Education, Secondary education and schools
How many stars in the universe and is it infinite?
Sometimes, peering into the night sky, it becomes interesting whether there are boundaries of outer space and how many stars in the universe. Scientists around the world are trying to answer this question. But with time it becomes clear that the number of stars in the universe is greater than previously thought.
Therefore, we can only trace the chronology of opinions and assumptions about their number, including the latest knowledge and research.
Our knowledge of the universe
Once upon a time, in the time of Plato, the learned world believed that the number of objects in the universe does not differ from what we see with the ordinary eye.
During the Middle Ages, the first telescope, invented by John Lippersgue in 1608, appeared. Since then, it has become possible to observe distant objects. The learned world and the philosophers of that time sent the first telescopes to the night sky.

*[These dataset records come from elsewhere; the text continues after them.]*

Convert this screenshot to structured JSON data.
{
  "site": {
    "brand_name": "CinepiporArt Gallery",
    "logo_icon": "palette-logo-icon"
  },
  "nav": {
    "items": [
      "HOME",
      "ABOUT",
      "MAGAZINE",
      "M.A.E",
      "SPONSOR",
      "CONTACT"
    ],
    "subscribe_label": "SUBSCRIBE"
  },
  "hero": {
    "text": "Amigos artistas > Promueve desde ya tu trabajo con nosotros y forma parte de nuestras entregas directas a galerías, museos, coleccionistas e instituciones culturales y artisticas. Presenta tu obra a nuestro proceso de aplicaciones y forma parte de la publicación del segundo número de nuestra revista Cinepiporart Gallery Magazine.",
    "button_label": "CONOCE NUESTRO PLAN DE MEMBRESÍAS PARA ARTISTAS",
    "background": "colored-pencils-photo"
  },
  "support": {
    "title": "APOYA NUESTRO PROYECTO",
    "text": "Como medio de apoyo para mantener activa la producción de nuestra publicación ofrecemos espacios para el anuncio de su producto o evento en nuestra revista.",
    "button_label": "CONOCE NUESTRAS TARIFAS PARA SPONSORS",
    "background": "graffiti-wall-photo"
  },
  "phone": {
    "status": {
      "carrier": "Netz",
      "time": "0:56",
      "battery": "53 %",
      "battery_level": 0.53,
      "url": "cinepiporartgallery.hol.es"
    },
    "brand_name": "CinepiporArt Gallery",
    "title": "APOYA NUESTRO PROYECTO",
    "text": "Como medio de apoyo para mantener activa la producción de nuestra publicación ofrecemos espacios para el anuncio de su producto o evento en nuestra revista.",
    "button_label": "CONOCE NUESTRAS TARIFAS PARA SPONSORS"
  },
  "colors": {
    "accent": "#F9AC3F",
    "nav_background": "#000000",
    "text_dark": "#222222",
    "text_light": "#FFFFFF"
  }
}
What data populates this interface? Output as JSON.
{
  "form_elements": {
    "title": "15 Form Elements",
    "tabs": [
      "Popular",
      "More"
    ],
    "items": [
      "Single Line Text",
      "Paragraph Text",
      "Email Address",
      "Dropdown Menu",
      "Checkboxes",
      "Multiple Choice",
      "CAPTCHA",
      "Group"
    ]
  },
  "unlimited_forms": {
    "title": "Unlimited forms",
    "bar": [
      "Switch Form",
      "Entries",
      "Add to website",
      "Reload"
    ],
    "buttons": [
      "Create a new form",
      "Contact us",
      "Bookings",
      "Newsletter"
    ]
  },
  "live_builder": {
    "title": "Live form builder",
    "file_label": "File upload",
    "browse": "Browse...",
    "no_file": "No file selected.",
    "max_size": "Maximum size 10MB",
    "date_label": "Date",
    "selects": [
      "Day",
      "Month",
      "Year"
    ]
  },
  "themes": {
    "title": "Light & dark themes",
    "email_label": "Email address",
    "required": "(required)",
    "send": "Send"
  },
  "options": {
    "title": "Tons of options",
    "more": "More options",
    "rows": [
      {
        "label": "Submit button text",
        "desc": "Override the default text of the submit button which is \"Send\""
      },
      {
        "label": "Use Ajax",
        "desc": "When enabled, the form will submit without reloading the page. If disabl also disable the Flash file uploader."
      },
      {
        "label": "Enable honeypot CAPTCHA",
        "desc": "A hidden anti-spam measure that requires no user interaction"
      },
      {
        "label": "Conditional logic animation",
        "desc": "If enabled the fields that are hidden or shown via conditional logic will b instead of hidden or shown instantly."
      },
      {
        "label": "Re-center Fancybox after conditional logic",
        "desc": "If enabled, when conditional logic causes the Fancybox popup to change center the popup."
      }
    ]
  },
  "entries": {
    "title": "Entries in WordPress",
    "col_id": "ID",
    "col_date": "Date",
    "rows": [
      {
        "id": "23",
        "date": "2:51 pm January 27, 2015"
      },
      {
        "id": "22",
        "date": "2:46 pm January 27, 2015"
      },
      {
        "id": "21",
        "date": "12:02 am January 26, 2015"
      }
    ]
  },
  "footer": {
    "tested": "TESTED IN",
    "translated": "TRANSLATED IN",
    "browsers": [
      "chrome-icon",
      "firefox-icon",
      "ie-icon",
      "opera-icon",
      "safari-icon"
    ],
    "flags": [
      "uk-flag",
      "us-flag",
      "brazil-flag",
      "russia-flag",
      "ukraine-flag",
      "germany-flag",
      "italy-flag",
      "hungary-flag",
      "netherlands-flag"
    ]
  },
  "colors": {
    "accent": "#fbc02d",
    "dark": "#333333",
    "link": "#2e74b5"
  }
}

From that moment it became clear that how many stars in the universe do not correspond to the usual visual observation. They turned out to be much larger, some of the invisible objects became available to scientists and philosophers, armed though primitive (they consisted of two lenses), but more effective than human eyes with telescopes.
Despite this, the stars and galaxies at that time were taken for the same object. Understanding that the galaxy can contain billions of stars, then did not exist. And this greatly distorted the understanding of the total number of stars in the universe.
Technologies and opportunities
A hundred years later, in the eighteenth century, the power of telescopes increased tens of times. This is what enabled scientists to observe new, previously invisible objects of the universe. By that time, about one hundred thousand stars became available to observe. It was the ability to see that knowledge of how many stars in the universe, in a different period of cognition by our civilization, was always limited.
Today, the resolving power of optical equipment has increased thousands of times. In comparison with the original initial thirty-fold telescope Galileo Galilei.
The launch of the Hubble orbital telescope made it possible to increase this figure by another 7-9 times.
The visible part of the cosmos
According to preliminary calculations, in the field of the visible universe (about 14 billion light-years) there are more than seven trillion galaxies. But scientists believe that nebulae and cosmic dust cover about 90% of objects. Therefore, the figure can easily turn into seventy trillion.
At the moment, the scientific world believes that in the visible part of the universe there are about 10 in 24 degrees of stars. But it is impossible to state specifically that this is an exact figure. The reasons for this are quite weighty. We do not see all objects and do not know the exact dimensions of the universe, if any. Modern optical technology thoroughly studies the stars and constellations of the visible cosmos. Isolate and classify new galaxies. Each object is studied separately.
The search for truth continues
Previously, the optic method of observation favored by astronomers turned out to be incapable of detecting all objects of the observable portion of the cosmos.
For example, in 2014, the new Ultra Deep Field telescope examined 1/13000000 part of the observed sky and discovered about ten thousand galaxies in this area. All this information requires careful processing and analysis. For a further, more complete understanding of the structure of the universe.
Perhaps in time we will understand that our knowledge of how many stars in the universe are wrong. The cosmos itself is boundless or has a different space structure. And it may well be that we live in one of many universes. Whatever the truth, the desire of mankind for knowledge sooner or later will lead to an answer to the question posed.